La falta de precipitaciones no da tregua y mantiene a las zonas no urbanas al borde de la asfixia. Desde 1961, dicen, no había un período de sequía semejante. A la carencia de lluvias se suma la langosta. En veinte años nunca se vio tanta tucura pelando los montes. El campo es un puro ardor de tierra cuarteada y animales sedientos: el llano en llamas.
En Chacharramendi y General Acha hay cuarenta mil cabezas de ganado asistidas con camiones-cisterna que les llevan agua. Chaco, Entre Ríos, Santa Fe y otras provincias (quince en total) han declarado ya la emergencia agropecuaria y esperan que el hipotenso Poder Ejecutivo Nacional homologue la medida (como ya sucedió en la República Oriental del Uruguay). Las pérdidas son millonarias, dicen los economistas, pero esas abstracciones siempre nos resultan ajenas a la vida: basta con ver los remolinos de polvo que se levantan de los caminos de tierra o escuchar una pisada sobre la compacidad del suelo (esponjoso ya no, más bien cascote) para darse cuenta de lo que está muriendo. Después de la sequía, además, se sabe, vienen los incendios.
En mis diccionarios no queda claro el origen de la expresión “peludo de regalo”. En la zona ecológica que habitamos se llama peludo a ese mamífero edentado cuya espalda y cola están protegidos por placas córneas articuladas de manera que puede enrrollarse como protección. Es cavador y suele alimentarse de invertebrados y gramíneas. Por alguna razón que se me escapa, su carne es muy apreciada. Con su caparazón se fabrican esos instrumentos musicales de extremada vileza: los charangos.
Cuando se dice que alguien “cayó como peludo de regalo” es porque apareció en un momento inesperado, con poco sentido de la oportunidad, sin aviso y sin nada que compense la hospitalidad que habrá que brindarle, pese a todo. “Peludo” es eufemismo de una expresión soez equivalente a “curda”. “Peludo de regalo” puede remitir tanto al armadillo pampeano como al exceso de alcohol en sangre.
En todo caso, los aumentos tarifarios para el suministro eléctrico dispuestos por el Poder Ejecutivo Nacional no podían ser más inoportunos.
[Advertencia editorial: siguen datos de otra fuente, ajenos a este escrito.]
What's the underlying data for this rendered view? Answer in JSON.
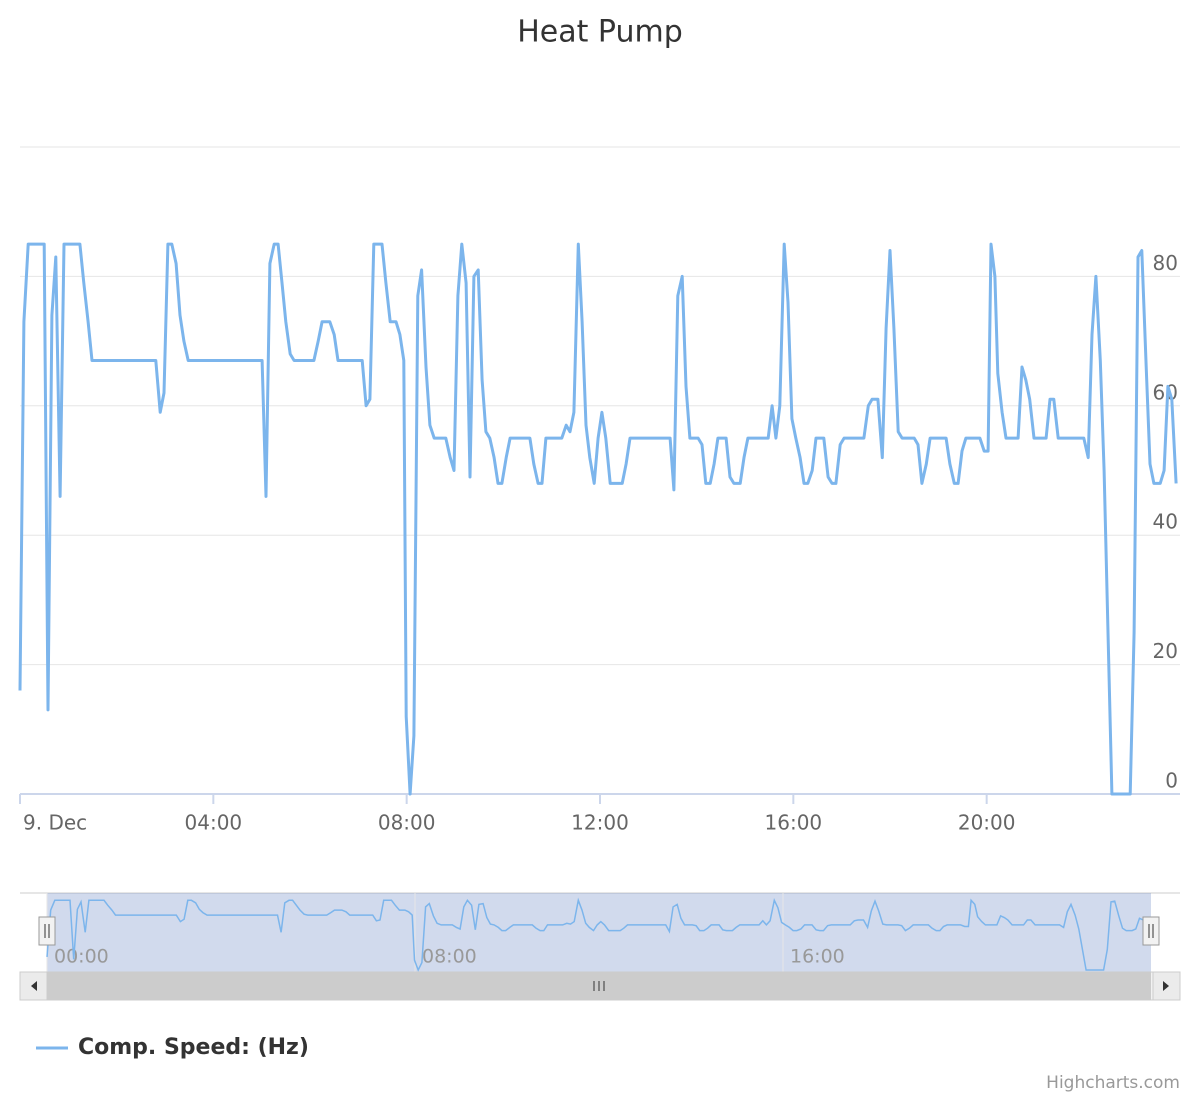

Hasta las pasturas que se riegan diariamente amarillean y, si en las ciudades estamos acostumbrados a que el agua salga de las canillas (y nadie puede quejarse sin vergüenza del impacto que en su presupuesto tendrá el uso de acondicionadores de aire), donde la ciudad deja de extender sus tentáculos y empiezan los viveros y las chacras, el agua implica horas de bombeo. Es raro, pero en Argentina se piensa como si viviéramos en Coruscant, donde hasta Amidala puede tener un cargo senatorial.